Conversely, we are seeing an expressed interest from top talent in moving out of VC-backed businesses entirely, with the highest interest levels we have ever seen in permanent, interim and advisory roles within a PE context.

This tracks based on market trends we’re seeing. According to Pitchbook, in 2023, deal value was 46% lower YoY for VC, while only 27% lower for PE. Exit value showed that VC was down 71% YoY while staying roughly flat for PE. 

Fundraising marks the largest difference: VC was down 39% YoY, whereas PE had a near-record year in terms of capital raised – almost €120 billion.

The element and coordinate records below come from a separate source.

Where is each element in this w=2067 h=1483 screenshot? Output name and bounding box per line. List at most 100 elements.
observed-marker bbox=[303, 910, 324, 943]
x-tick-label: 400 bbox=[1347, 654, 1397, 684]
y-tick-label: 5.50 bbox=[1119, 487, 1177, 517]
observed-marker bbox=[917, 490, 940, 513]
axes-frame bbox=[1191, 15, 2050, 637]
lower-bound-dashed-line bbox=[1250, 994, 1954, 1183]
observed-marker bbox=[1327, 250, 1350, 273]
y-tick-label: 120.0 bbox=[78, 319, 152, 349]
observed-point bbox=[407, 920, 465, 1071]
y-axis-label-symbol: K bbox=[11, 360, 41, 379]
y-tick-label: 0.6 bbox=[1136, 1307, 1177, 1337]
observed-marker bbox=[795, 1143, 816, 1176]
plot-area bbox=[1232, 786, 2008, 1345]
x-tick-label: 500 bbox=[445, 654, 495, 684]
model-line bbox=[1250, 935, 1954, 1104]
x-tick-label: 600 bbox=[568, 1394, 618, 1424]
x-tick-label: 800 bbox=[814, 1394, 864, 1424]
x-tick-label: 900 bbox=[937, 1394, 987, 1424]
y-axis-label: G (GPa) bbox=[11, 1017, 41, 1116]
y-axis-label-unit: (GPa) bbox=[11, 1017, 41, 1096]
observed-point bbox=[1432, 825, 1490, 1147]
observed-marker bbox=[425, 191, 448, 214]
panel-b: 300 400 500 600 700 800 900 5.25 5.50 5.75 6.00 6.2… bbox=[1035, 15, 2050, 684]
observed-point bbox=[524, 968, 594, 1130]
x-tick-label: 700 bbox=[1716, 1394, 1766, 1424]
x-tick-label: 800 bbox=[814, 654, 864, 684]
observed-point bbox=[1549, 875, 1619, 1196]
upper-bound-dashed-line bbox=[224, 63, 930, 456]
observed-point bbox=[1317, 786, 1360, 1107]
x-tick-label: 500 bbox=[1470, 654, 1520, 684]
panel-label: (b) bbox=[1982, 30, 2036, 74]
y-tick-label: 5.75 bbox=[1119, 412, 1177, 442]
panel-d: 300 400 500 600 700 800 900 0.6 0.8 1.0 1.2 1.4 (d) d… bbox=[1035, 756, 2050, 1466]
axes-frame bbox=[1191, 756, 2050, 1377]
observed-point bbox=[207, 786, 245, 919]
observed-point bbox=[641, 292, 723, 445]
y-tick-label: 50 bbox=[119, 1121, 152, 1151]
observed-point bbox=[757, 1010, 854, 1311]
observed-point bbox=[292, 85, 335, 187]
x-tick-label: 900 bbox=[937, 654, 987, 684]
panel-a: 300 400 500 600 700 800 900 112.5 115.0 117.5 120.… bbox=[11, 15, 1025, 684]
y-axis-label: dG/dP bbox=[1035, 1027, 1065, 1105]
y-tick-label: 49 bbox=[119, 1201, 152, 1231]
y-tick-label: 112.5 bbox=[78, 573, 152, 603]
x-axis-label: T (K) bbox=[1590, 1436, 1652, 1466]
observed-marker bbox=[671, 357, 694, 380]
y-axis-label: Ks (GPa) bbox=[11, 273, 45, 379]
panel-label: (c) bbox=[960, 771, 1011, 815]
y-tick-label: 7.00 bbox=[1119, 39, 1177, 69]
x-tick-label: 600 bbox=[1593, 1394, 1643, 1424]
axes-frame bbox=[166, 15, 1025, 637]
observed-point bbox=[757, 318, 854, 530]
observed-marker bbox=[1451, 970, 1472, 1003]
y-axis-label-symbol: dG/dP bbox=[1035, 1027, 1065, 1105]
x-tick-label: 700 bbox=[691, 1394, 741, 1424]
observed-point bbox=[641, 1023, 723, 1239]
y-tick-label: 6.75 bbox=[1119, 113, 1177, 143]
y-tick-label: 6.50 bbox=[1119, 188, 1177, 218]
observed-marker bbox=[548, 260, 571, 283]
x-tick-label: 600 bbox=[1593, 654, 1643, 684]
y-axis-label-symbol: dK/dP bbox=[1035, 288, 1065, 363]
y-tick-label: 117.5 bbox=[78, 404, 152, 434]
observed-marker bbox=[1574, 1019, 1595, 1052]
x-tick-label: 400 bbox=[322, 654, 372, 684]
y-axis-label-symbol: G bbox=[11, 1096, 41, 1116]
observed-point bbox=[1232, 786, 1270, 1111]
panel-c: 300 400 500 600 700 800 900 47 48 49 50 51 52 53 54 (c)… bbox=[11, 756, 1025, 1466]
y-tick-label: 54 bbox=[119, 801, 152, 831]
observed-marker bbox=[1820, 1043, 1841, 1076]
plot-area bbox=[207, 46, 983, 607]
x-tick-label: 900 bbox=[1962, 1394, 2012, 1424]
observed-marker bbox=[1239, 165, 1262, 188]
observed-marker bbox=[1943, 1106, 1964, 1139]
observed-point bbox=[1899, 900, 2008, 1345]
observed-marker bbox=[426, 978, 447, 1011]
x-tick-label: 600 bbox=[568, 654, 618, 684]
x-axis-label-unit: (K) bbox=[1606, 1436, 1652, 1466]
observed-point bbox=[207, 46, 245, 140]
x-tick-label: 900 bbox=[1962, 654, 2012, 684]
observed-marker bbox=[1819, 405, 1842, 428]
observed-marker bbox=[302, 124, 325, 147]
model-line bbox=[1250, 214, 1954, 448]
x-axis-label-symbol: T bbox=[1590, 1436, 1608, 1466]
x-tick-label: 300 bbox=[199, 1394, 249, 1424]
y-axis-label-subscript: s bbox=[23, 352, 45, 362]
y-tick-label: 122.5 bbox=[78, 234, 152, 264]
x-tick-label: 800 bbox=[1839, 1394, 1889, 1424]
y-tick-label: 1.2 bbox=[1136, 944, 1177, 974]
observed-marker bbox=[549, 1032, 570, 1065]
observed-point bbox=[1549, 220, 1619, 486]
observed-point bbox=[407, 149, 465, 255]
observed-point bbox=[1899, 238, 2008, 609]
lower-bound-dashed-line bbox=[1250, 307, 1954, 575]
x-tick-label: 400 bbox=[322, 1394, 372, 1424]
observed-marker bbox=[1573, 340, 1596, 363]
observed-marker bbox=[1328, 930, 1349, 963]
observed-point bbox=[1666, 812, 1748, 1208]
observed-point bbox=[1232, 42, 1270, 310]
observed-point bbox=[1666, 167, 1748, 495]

Although these comparisons are based on 2021-2022, which were record years in VC, many feel it’s reflective of a lack of resiliency during times of economic downturn in comparison with PE.

2024 will reflect many of the challenges of the previous year— shaped by capital imbalances and global uncertainties. That being said, promising signs of stabilisation in the tech sector are emerging. We are seeing lasting shifts towards an emphasis on profitability and strategic growth, which are healthy changes for a sustainable investor-backed ecosystem.

Technology leaders are adapting, emphasizing transformation and commerciality, and considering alternate ways of working outside of a traditional permanent environment. Notably, top talent who share concerns for stability are increasingly considering roles in Private Equity. Overall, this year will be one for rebuilding, and success will, in part, hinge on resilience and adaptability.